Between 1862 and 1865 Alfred Stevens produced designs for the proposed redecoration of St Paul's Cathedral, London, a project that unfortunately failed to come to fruition. Judith and Jael are two of the group of five figures Stevens intended to complete as large marble sculptures to be placed at the base of the dome in St Paul's. The other three subjects were intended to be St. John, St. Mark, and the Old Testament figure of David. On the acquisition of the two plaster models of Judith and Jael by the Victoria and Albert Museum in 1911 it was noted: “Although these are only roughly blocked out they convey an astonishing affect of impressive dignity which can hardly be matched except in the finest work of the Italian Renaissance.” During his time in Italy as a young man Stevens developed his strong attraction to Italian Renaissance art, particularly the work of Michelangelo. Stevens’ influence on the following generation of sculptors associated with the New Sculpture movement was profound and he is frequently considered to be the father of the New Sculpture Movement.
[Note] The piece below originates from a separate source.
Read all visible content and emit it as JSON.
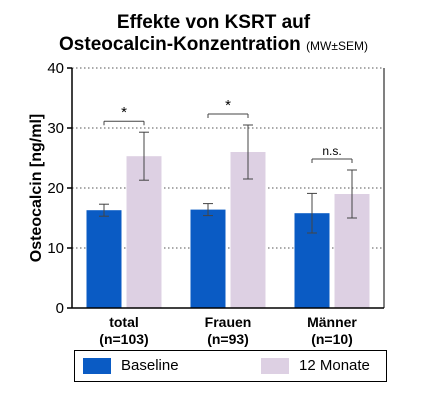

The figure of Judith carries the severed head of Holofernes in her left hand and Holofernes’s scimitar in her right. Jael holds a hammer and a peg ready to drive it into Sisera’s skull. Larger bronze casts of these two sculptures were also made at 15 inches tall. Casts in bronze of these two figures, set in plaster niches, are also in the collection of the Victoria and Albert Museum [accession nos. A.12-1975 and A.10-1975]. These are both the smaller bronze figures of 8 ⅝ inches high. The bronze statuettes at the V&A were supposedly cast by Sir Charles Holroyd after Stevens’ plaster models, but it is possible that the actual casting was done by Messrs. Hoole & Co. of Sheffield, a firm for which Stevens had been the chief designer from 1850 to 1857. Hoole & Co. is known to have cast the larger bronze examples.

Bibliography

British Sculpture 1850-1914. A loan exhibition of book and medals sponsored by The Victorian Society. London: Fine Art Society, 1968. no. 144.

Towndrow, Kenneth Romney. Alfred Stevens: Architectural Sculptor, Painter and Designer. London: Constable, 1959.